Monowave locks platforming powers behind emotions
The first guardian is dead, and the emotions have scattered. In Monowave you’re the newly-born second guardian, and you must use the emotions’ own powers to reunite them and bring peace back to the land.
Monowave is a platform puzzle game which revolves around switching emotions to navigate through increasingly complex levels and worlds. However, unlike most platformers out there that dabble with interchangeable powers, you can only have one active at once, and those same emotions also fuel the obstacles that block your quest.
Before we get into that though, it’s probably best to define the emotions. Happiness turns things yellow, and when you’re in possession of the emotion you can jump higher than normal. Sorrow turns things blue, and allows you to swim but also to shrink down to a smaller size (get low). Anger allows you to wall jump, and turns you — and the other creatures it infects — red. Finally, Anxiety turns things green and, perhaps most critically of all of the emotions, it makes you immune to damage.
With that explained, hopefully you’re starting to get a picture of a level layout. You might need to carefully evade enemies until you gain a power that allows you to traverse a route around (or through) them.

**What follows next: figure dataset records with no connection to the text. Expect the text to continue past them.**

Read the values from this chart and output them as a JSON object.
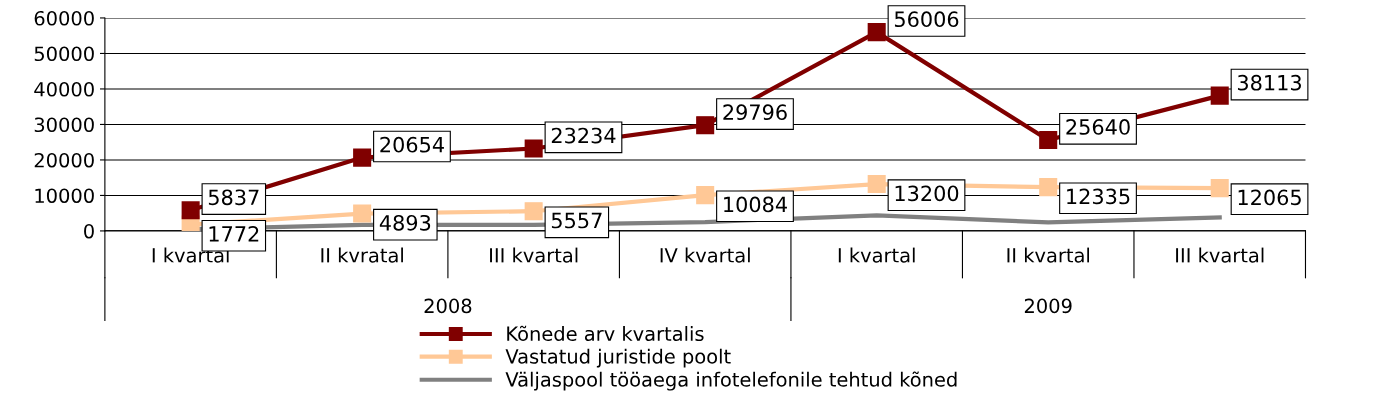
{
  "chart_data": {
    "type": "line",
    "categories": [
      "I kvartal",
      "II kvratal",
      "III kvartal",
      "IV kvartal",
      "I kvartal",
      "II kvartal",
      "III kvartal"
    ],
    "series": [
      {
        "name": "Kõnede arv kvartalis",
        "color": "#800000",
        "marker": "square",
        "values": [
          5837,
          20654,
          23234,
          29796,
          56006,
          25640,
          38113
        ],
        "value_labels": [
          "5837",
          "20654",
          "23234",
          "29796",
          "56006",
          "25640",
          "38113"
        ]
      },
      {
        "name": "Vastatud juristide poolt",
        "color": "#ffc896",
        "marker": "square",
        "values": [
          1772,
          4893,
          5557,
          10084,
          13200,
          12335,
          12065
        ],
        "value_labels": [
          "1772",
          "4893",
          "5557",
          "10084",
          "13200",
          "12335",
          "12065"
        ]
      },
      {
        "name": "Väljaspool tööaega infotelefonile tehtud kõned",
        "color": "#808080",
        "marker": "none",
        "values": [
          500,
          1700,
          1700,
          2500,
          4400,
          2400,
          3800
        ]
      }
    ],
    "annotations": [
      "2008",
      "2009"
    ],
    "ylim": [
      0,
      60000
    ],
    "yticks": [
      0,
      10000,
      20000,
      30000,
      40000,
      50000,
      60000
    ],
    "grid": "y",
    "legend": "bottom",
    "line_style": "solid"
  }
}
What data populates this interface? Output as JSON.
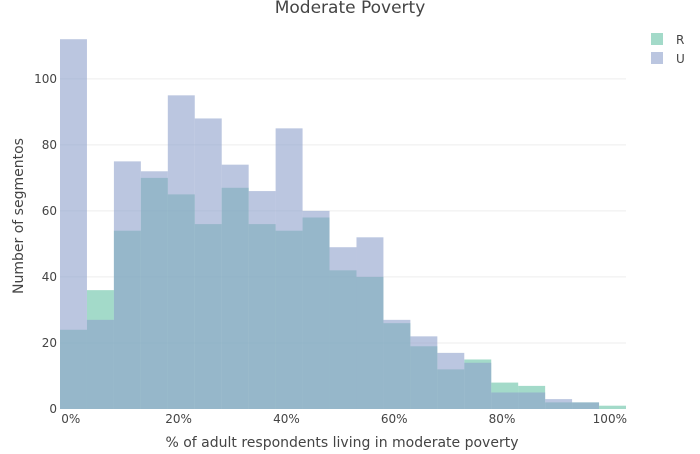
{
  "chart_data": {
    "type": "bar",
    "title": "Moderate Poverty",
    "xlabel": "% of adult respondents living in moderate poverty",
    "ylabel": "Number of segmentos",
    "xlim": [
      -0.02,
      1.03
    ],
    "ylim": [
      0,
      116
    ],
    "x_ticks": [
      0,
      0.2,
      0.4,
      0.6,
      0.8,
      1.0
    ],
    "x_tick_labels": [
      "0%",
      "20%",
      "40%",
      "60%",
      "80%",
      "100%"
    ],
    "y_ticks": [
      0,
      20,
      40,
      60,
      80,
      100
    ],
    "y_tick_labels": [
      "0",
      "20",
      "40",
      "60",
      "80",
      "100"
    ],
    "bin_edges": [
      -0.02,
      0.03,
      0.08,
      0.13,
      0.18,
      0.23,
      0.28,
      0.33,
      0.38,
      0.43,
      0.48,
      0.53,
      0.58,
      0.63,
      0.68,
      0.73,
      0.78,
      0.83,
      0.88,
      0.93,
      0.98,
      1.03
    ],
    "series": [
      {
        "name": "R",
        "color": "#66c2a5",
        "opacity": 0.6,
        "values": [
          24,
          36,
          54,
          70,
          65,
          56,
          67,
          56,
          54,
          58,
          42,
          40,
          26,
          19,
          12,
          15,
          8,
          7,
          2,
          2,
          1
        ]
      },
      {
        "name": "U",
        "color": "#8da0cb",
        "opacity": 0.6,
        "values": [
          112,
          27,
          75,
          72,
          95,
          88,
          74,
          66,
          85,
          60,
          49,
          52,
          27,
          22,
          17,
          14,
          5,
          5,
          3,
          2,
          0
        ]
      }
    ],
    "grid": true,
    "legend_position": "top-right",
    "barmode": "overlay"
  }
}
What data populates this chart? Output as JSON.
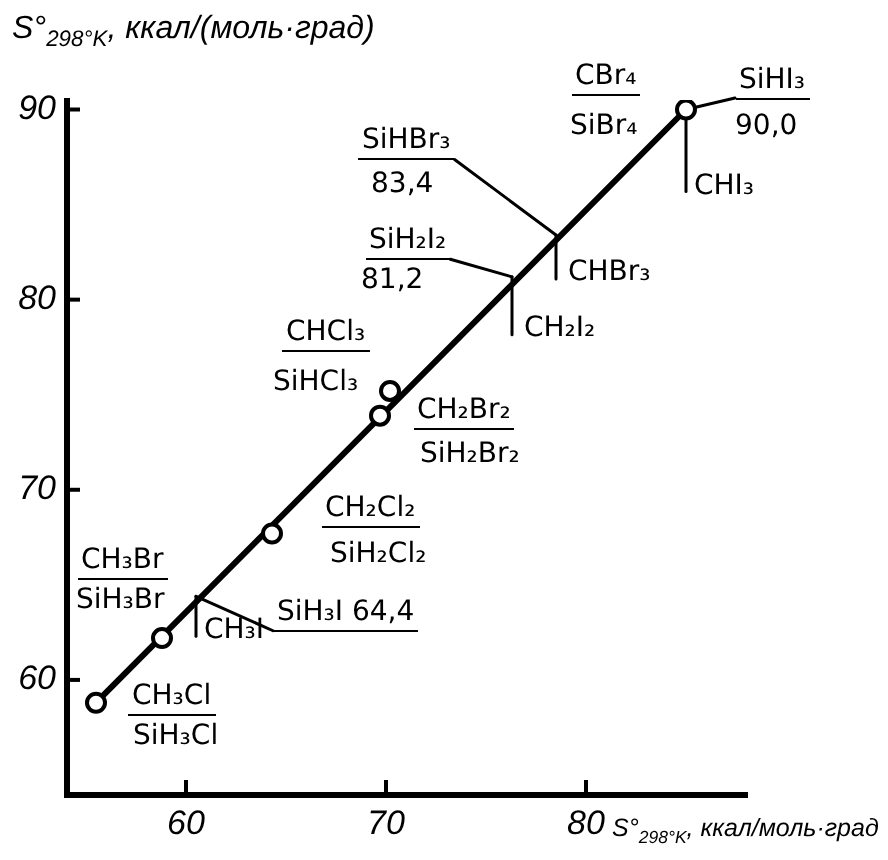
{
  "chart_data": {
    "type": "scatter",
    "xlabel": "S°$_{298°K}$, ккал/моль·град",
    "ylabel": "S°$_{298°K}$, ккал/(моль·град)",
    "xlim": [
      54,
      88
    ],
    "ylim": [
      54,
      90.5
    ],
    "xticks": [
      60,
      70,
      80
    ],
    "yticks": [
      60,
      70,
      80,
      90
    ],
    "marker": "circle",
    "series": [
      {
        "type": "line",
        "x": [
          55.5,
          85.0
        ],
        "values": [
          58.8,
          90.0
        ],
        "color": "#000000",
        "marker": "none"
      },
      {
        "type": "scatter",
        "x": [
          55.5,
          58.8,
          64.3,
          69.7,
          70.2,
          85.0
        ],
        "values": [
          58.8,
          62.2,
          67.7,
          73.9,
          75.2,
          90.0
        ],
        "color": "#000000"
      }
    ],
    "annotations": [
      {
        "text": "CH₃Cl",
        "x": 55.5,
        "y": 58.8
      },
      {
        "text": "SiH₃Cl",
        "x": 55.5,
        "y": 58.8
      },
      {
        "text": "CH₃Br",
        "x": 58.8,
        "y": 62.2
      },
      {
        "text": "SiH₃Br",
        "x": 58.8,
        "y": 62.2
      },
      {
        "text": "CH₃I",
        "x": 60.5,
        "y": 64.4
      },
      {
        "text": "SiH₃I 64,4",
        "x": 60.5,
        "y": 64.4
      },
      {
        "text": "CH₂Cl₂",
        "x": 64.3,
        "y": 67.7
      },
      {
        "text": "SiH₂Cl₂",
        "x": 64.3,
        "y": 67.7
      },
      {
        "text": "CH₂Br₂",
        "x": 69.7,
        "y": 73.9
      },
      {
        "text": "SiH₂Br₂",
        "x": 69.7,
        "y": 73.9
      },
      {
        "text": "CHCl₃",
        "x": 70.2,
        "y": 75.2
      },
      {
        "text": "SiHCl₃",
        "x": 70.2,
        "y": 75.2
      },
      {
        "text": "SiH₂I₂",
        "x": 76.3,
        "y": 81.2
      },
      {
        "text": "81,2",
        "x": 76.3,
        "y": 81.2
      },
      {
        "text": "CH₂I₂",
        "x": 76.3,
        "y": 81.2
      },
      {
        "text": "SiHBr₃",
        "x": 78.5,
        "y": 83.4
      },
      {
        "text": "83,4",
        "x": 78.5,
        "y": 83.4
      },
      {
        "text": "CHBr₃",
        "x": 78.5,
        "y": 83.4
      },
      {
        "text": "CBr₄",
        "x": 85.0,
        "y": 90.0
      },
      {
        "text": "SiBr₄",
        "x": 85.0,
        "y": 90.0
      },
      {
        "text": "SiHI₃",
        "x": 85.0,
        "y": 90.0
      },
      {
        "text": "90,0",
        "x": 85.0,
        "y": 90.0
      },
      {
        "text": "CHI₃",
        "x": 85.0,
        "y": 90.0
      }
    ]
  }
}
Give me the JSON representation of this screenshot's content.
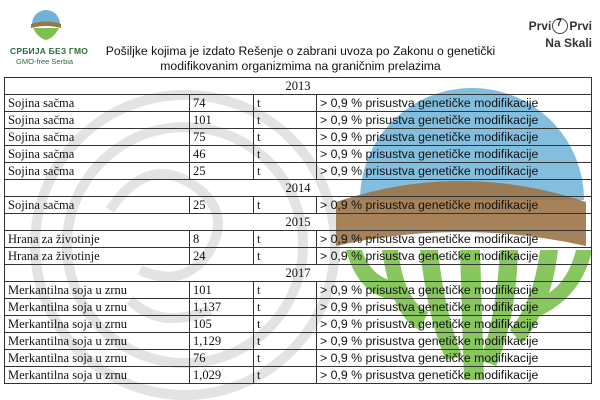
{
  "header": {
    "logo_left_line1": "СРБИЈА БЕЗ ГМО",
    "logo_left_line2": "GMO-free Serbia",
    "title": "Pošiljke kojima je izdato Rešenje o zabrani uvoza po Zakonu o genetički modifikovanim organizmima na graničnim prelazima",
    "logo_right_top_left": "Prvi",
    "logo_right_top_right": "Prvi",
    "logo_right_bottom": "Na Skali"
  },
  "colors": {
    "logo_green": "#2c6e3a",
    "watermark_blue": "#6fb3d8",
    "watermark_brown": "#9b7447",
    "watermark_green": "#7cc04e"
  },
  "table": {
    "sections": [
      {
        "year": "2013",
        "rows": [
          {
            "product": "Sojina sačma",
            "qty": "74",
            "unit": "t",
            "note": "> 0,9 % prisustva genetičke modifikacije"
          },
          {
            "product": "Sojina sačma",
            "qty": "101",
            "unit": "t",
            "note": "> 0,9 % prisustva genetičke modifikacije"
          },
          {
            "product": "Sojina sačma",
            "qty": "75",
            "unit": "t",
            "note": "> 0,9 % prisustva genetičke modifikacije"
          },
          {
            "product": "Sojina sačma",
            "qty": "46",
            "unit": "t",
            "note": "> 0,9 % prisustva genetičke modifikacije"
          },
          {
            "product": "Sojina sačma",
            "qty": "25",
            "unit": "t",
            "note": "> 0,9 % prisustva genetičke modifikacije"
          }
        ]
      },
      {
        "year": "2014",
        "rows": [
          {
            "product": "Sojina sačma",
            "qty": "25",
            "unit": "t",
            "note": "> 0,9 % prisustva genetičke modifikacije"
          }
        ]
      },
      {
        "year": "2015",
        "rows": [
          {
            "product": "Hrana za životinje",
            "qty": "8",
            "unit": "t",
            "note": "> 0,9 % prisustva genetičke modifikacije"
          },
          {
            "product": "Hrana za životinje",
            "qty": "24",
            "unit": "t",
            "note": "> 0,9 % prisustva genetičke modifikacije"
          }
        ]
      },
      {
        "year": "2017",
        "rows": [
          {
            "product": "Merkantilna soja u zrnu",
            "qty": "101",
            "unit": "t",
            "note": "> 0,9 % prisustva genetičke modifikacije"
          },
          {
            "product": "Merkantilna soja u zrnu",
            "qty": "1,137",
            "unit": "t",
            "note": "> 0,9 % prisustva genetičke modifikacije"
          },
          {
            "product": "Merkantilna soja u zrnu",
            "qty": "105",
            "unit": "t",
            "note": "> 0,9 % prisustva genetičke modifikacije"
          },
          {
            "product": "Merkantilna soja u zrnu",
            "qty": "1,129",
            "unit": "t",
            "note": "> 0,9 % prisustva genetičke modifikacije"
          },
          {
            "product": "Merkantilna soja u zrnu",
            "qty": "76",
            "unit": "t",
            "note": "> 0,9 % prisustva genetičke modifikacije"
          },
          {
            "product": "Merkantilna soja u zrnu",
            "qty": "1,029",
            "unit": "t",
            "note": "> 0,9 % prisustva genetičke modifikacije"
          }
        ]
      }
    ]
  }
}
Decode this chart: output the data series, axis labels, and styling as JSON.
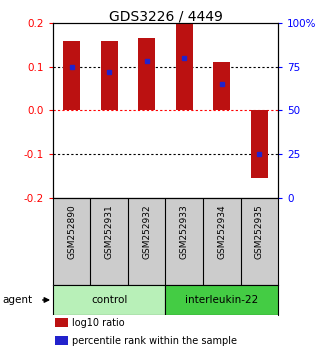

But, if you can’t beat them, then you certainly can join them by converting them to the colour that you are — pacifying most monsters, but also changing the way you interact with them. For instance, if you change a red alligator to green then it’ll launch you — if you’re yellow — into the air.

There’s a beautiful simplicity to Monowave which, when paired with it’s almost chalk-drawing art style, really matches the clever use of colour and sound. Even the boss fight, which I experienced while at Devcom earlier this year, had a really satisfying, welcoming approachability to it that made it hard to walk away from.
Monowave is expected to launch later this year for both Windows and Mac.